As the numpy docs describe for the object dtype, arrays created with the object dtype are simply references to an underlying data store like a python list. The tobytes()
method on such an object returns pointers to this data store.
I was wondering if it's possible to create an ndarray object from a python list without creating a copy on creation.
For example, trying to create an ndarray from a list then assigning copy=False
to np.asarray raises an exception:
import numpy as np
l = ['spam', 'eggs']
arr = np.asarray(l, dtype='object', copy=False) # raises ValueError
I don't know how numpy is storing the underlying data, but it seems like it should be very similar (if not identical) to a python list.
Make a list of strings:
In [1]: import numpy as np
In [2]: alist = ['one', 'two', 'three']
And an array from that:
In [3]: arr = np.asarray(alist); arr
Out[3]: array(['one', 'two', 'three'], dtype='<U5')
Without dtype, it is a numpy string dtype (occupying 3*5*4=60
bytes).
But with object dtype:
In [4]: arr = np.asarray(alist, dtype=object); arr
Out[4]: array(['one', 'two', 'three'], dtype=object)
This is a shallow copy; the 3rd element is the same as the 3rd element of list - a python string:
In [5]: id(alist[2])
Out[5]: 2008637825040
In [6]: id(arr[2])
Out[6]: 2008637825040
If the list contains a mutable object, such as a list of strings:
In [7]: blist = ['one', 'two', 'three', ['a','b']]; barr=np.array(blist,object)
In [8]: blist[3]
Out[8]: ['a', 'b']
In [9]: barr[3]
Out[9]: ['a', 'b']
modifying that object in one, modifies it in the other:
In [10]: barr[3].append('c');barr
Out[10]: array(['one', 'two', 'three', list(['a', 'b', 'c'])], dtype=object)
In [11]: blist
Out[11]: ['one', 'two', 'three', ['a', 'b', 'c']]
But replacing a element of the list with a new value, does not change the array.
In [13]: blist[1]=12.3; blist, barr
Out[13]:
(['one', 12.3, 'three', ['a', 'b', 'c']],
array(['one', 'two', 'three', list(['a', 'b', 'c'])], dtype=object))
In many ways an object dtype array is like a list, e.g. alist.copy()
. But methods are different. The list can append
, the array can reshape
etc. In general you don't gain much by making an object dtype array. Some operations may be simpler to write, but rarely are they faster.

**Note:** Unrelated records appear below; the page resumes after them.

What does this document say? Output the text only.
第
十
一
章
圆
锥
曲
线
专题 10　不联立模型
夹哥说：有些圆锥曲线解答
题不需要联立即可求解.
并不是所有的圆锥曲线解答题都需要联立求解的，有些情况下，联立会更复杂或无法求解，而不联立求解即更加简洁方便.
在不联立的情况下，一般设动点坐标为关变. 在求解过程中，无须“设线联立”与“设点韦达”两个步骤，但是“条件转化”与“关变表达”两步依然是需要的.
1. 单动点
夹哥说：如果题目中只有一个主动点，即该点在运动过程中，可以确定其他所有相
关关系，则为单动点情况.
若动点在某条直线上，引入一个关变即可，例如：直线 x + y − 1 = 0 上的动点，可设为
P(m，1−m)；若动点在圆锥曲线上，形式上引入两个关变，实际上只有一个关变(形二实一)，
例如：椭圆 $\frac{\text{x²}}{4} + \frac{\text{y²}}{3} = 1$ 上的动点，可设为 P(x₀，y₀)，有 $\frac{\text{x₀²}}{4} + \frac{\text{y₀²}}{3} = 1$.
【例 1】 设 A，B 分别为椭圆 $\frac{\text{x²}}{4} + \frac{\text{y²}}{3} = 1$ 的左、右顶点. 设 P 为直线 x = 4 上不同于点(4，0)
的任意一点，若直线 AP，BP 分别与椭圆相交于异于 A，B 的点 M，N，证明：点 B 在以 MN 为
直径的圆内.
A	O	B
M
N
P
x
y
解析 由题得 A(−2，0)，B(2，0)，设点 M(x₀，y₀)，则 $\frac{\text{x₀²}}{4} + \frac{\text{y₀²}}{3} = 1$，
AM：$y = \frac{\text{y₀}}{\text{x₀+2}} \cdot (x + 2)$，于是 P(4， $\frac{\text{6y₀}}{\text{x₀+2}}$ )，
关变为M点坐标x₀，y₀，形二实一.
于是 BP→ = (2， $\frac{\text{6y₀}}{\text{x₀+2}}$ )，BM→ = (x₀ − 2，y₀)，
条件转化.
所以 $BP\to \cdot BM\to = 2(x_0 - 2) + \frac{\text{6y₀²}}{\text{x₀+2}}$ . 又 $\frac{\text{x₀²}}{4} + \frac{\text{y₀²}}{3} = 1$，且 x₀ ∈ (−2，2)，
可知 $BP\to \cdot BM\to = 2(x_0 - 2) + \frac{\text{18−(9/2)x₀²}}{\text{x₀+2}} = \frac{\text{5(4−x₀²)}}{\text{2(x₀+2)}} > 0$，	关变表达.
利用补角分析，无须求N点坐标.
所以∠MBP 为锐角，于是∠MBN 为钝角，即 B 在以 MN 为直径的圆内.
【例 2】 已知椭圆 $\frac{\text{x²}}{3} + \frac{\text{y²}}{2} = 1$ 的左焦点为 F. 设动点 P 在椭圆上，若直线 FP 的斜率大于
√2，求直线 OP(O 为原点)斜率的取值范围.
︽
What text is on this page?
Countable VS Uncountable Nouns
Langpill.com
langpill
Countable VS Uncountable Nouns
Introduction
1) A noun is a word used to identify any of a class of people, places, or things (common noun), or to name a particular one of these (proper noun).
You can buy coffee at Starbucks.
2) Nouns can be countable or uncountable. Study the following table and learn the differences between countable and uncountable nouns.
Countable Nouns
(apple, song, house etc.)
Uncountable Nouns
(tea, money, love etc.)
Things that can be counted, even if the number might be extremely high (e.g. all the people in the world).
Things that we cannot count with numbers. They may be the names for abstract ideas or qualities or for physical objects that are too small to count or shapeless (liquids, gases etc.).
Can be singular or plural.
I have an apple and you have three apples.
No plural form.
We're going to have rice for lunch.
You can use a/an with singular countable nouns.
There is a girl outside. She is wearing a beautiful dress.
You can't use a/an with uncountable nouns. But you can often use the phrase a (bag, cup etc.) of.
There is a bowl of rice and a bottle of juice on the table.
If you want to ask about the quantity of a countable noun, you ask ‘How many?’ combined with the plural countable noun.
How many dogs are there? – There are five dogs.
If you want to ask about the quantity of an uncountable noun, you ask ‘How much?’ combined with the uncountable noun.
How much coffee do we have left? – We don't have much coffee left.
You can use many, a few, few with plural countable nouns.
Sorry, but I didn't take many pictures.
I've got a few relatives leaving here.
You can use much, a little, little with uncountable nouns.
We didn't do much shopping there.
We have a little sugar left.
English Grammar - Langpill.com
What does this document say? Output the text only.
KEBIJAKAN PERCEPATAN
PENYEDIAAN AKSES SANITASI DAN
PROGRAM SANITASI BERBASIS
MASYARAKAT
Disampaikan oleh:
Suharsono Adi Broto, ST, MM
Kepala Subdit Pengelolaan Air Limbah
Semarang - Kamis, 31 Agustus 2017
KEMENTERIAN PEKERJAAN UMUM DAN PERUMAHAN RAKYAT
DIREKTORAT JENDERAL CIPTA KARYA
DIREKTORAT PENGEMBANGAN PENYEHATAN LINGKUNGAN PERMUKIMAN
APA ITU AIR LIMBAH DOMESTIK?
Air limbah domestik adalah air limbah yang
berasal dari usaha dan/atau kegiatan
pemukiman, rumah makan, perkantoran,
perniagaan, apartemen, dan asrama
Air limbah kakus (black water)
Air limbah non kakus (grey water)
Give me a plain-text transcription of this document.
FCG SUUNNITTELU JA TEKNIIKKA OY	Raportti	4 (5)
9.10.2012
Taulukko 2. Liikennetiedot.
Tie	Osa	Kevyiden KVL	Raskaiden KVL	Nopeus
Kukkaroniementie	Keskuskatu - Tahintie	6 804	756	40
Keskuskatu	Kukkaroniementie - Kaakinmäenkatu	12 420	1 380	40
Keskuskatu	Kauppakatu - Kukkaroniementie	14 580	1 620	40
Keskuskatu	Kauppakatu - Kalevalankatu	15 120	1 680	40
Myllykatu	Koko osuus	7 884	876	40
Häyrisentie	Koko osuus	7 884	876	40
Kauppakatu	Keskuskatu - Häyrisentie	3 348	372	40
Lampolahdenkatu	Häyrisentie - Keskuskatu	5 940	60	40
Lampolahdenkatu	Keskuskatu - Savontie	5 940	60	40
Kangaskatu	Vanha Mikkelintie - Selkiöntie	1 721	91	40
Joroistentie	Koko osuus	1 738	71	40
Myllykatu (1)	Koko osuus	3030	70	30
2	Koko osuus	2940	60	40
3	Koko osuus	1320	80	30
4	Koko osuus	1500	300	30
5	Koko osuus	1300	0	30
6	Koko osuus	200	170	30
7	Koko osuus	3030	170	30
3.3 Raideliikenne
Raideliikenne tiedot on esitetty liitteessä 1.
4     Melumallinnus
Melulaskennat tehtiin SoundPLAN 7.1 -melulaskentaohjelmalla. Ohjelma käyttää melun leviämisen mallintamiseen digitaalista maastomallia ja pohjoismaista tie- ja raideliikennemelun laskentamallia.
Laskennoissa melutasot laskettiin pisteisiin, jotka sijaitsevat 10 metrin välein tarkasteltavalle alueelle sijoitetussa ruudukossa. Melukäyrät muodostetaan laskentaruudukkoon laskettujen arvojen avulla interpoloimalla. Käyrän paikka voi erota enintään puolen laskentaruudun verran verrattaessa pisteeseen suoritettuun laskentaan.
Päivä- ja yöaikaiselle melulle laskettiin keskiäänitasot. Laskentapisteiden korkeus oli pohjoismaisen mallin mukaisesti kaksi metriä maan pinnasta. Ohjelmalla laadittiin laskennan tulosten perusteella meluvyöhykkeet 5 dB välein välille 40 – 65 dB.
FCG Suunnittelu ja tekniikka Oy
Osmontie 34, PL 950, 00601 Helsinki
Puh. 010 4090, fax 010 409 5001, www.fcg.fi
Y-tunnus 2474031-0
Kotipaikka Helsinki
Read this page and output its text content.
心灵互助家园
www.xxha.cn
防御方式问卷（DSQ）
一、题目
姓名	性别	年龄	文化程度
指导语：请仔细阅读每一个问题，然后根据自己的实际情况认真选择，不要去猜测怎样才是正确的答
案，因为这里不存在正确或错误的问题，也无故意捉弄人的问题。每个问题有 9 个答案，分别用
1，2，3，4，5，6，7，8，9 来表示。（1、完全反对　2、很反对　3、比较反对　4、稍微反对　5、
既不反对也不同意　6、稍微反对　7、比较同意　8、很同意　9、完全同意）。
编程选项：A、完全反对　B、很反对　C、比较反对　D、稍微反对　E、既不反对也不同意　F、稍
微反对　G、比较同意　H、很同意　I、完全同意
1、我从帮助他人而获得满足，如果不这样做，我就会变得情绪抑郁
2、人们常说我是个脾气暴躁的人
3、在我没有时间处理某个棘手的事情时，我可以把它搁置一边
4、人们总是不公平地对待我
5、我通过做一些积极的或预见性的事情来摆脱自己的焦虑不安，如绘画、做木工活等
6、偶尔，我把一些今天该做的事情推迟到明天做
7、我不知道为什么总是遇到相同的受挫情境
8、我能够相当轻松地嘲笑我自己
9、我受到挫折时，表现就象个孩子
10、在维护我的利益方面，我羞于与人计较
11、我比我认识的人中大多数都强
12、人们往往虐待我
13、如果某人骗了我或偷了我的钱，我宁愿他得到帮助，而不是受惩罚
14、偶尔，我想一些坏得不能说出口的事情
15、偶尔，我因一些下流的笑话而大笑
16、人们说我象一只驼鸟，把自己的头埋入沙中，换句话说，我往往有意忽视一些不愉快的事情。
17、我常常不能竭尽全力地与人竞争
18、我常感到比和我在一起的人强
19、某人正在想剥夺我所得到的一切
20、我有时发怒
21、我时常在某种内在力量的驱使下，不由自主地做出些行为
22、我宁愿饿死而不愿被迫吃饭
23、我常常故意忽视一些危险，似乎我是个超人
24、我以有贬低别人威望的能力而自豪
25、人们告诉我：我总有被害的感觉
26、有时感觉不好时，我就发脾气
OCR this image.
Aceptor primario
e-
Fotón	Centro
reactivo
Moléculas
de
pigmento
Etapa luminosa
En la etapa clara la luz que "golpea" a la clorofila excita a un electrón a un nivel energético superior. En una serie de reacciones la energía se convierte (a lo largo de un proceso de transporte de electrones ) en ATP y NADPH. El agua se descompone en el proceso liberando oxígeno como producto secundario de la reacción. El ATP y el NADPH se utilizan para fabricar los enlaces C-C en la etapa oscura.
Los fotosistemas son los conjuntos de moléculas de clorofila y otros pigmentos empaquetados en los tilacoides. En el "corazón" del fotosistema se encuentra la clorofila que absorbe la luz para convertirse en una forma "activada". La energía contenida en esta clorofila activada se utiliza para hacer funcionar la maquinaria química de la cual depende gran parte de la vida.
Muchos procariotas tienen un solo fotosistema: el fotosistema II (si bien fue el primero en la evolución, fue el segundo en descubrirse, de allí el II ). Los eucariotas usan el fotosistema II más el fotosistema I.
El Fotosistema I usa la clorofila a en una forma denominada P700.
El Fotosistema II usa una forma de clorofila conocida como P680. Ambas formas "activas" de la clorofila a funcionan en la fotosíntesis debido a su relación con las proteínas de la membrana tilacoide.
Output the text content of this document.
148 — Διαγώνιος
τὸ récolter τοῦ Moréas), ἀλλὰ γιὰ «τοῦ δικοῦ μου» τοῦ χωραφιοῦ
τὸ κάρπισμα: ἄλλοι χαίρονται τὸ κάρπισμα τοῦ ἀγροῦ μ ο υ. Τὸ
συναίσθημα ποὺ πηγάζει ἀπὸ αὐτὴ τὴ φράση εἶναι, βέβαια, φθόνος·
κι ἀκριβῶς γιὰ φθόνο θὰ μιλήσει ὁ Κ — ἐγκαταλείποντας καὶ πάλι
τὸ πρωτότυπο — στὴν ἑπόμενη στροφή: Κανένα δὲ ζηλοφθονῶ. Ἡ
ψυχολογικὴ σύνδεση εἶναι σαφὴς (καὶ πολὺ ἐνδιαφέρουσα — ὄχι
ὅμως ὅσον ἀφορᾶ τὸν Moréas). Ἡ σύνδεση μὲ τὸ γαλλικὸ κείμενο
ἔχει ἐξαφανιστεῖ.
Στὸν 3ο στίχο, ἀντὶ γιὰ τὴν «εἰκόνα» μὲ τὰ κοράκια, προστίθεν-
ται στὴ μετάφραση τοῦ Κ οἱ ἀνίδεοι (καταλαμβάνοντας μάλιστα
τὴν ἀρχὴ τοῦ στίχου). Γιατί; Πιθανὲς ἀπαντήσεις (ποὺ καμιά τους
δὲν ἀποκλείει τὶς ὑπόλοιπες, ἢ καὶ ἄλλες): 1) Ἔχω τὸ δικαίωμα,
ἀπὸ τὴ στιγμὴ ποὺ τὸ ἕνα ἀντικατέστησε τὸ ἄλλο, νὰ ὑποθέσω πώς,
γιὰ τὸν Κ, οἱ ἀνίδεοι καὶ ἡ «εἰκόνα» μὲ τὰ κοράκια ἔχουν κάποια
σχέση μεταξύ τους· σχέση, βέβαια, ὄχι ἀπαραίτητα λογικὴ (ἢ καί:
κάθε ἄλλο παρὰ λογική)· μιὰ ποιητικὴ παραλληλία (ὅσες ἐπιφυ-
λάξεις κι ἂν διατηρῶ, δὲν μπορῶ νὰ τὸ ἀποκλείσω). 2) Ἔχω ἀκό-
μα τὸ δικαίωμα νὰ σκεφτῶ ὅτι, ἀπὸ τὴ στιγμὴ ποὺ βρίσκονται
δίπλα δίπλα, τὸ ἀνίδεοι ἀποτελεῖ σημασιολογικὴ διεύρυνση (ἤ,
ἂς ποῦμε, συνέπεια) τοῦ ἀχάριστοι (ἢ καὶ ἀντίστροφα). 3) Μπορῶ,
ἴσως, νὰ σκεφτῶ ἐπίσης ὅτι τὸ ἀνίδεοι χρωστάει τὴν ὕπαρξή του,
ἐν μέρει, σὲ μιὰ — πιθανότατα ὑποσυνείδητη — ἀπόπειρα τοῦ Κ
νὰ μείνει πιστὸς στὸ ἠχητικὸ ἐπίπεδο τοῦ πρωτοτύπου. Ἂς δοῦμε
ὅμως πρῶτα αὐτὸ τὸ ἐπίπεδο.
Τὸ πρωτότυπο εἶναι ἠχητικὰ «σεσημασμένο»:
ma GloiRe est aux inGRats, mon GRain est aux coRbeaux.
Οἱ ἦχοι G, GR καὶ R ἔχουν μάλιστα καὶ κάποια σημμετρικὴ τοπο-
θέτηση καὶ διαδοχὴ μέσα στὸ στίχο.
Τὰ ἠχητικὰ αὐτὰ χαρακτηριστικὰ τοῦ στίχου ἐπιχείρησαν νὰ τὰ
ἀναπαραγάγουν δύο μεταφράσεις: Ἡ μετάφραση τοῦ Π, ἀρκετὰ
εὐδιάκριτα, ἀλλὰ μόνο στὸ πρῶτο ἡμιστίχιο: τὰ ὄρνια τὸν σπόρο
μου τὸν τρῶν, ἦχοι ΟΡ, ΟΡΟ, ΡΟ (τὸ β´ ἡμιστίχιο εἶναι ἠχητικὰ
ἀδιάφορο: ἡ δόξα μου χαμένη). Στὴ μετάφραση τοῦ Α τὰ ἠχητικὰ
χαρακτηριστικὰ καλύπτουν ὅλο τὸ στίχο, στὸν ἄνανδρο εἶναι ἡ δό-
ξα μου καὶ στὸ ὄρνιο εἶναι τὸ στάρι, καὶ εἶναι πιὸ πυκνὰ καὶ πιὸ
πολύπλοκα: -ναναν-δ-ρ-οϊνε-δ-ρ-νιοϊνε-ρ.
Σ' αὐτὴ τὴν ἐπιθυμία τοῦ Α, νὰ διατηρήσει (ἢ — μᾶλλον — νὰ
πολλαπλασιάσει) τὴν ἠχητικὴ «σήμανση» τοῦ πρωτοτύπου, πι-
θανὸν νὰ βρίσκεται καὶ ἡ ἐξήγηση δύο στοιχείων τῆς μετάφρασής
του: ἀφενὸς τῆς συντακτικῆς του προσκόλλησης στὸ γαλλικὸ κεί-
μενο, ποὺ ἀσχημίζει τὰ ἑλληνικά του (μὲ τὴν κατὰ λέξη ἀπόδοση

The `copy=False' error message:
In [28]: np.asarray(alist, dtype=object, copy=False)
---------------------------------------------------------------------------
ValueError Traceback (most recent call last)
Cell In[28], line 1
----> 1 np.asarray(alist, dtype=object, copy=False)
ValueError: Unable to avoid copy while creating an array as requested.
If using `np.array(obj, copy=False)` replace it with `np.asarray(obj)` to allow a copy when needed (no behavior change in NumPy 1.x).
For more details, see https://numpy.org/devdocs/numpy_2_0_migration_guide.html#adapting-to-changes-in-the-copy-keyword.
is just telling us that the default copy=None
is just as useful. It will copy only if needed. copy=True
is more useful, forcing a copy (but it is still a shallow copy). To get a deep copy with object dtype, I think we have to use something like copy.deepcopy
- but I haven't fiddled with that in a long time.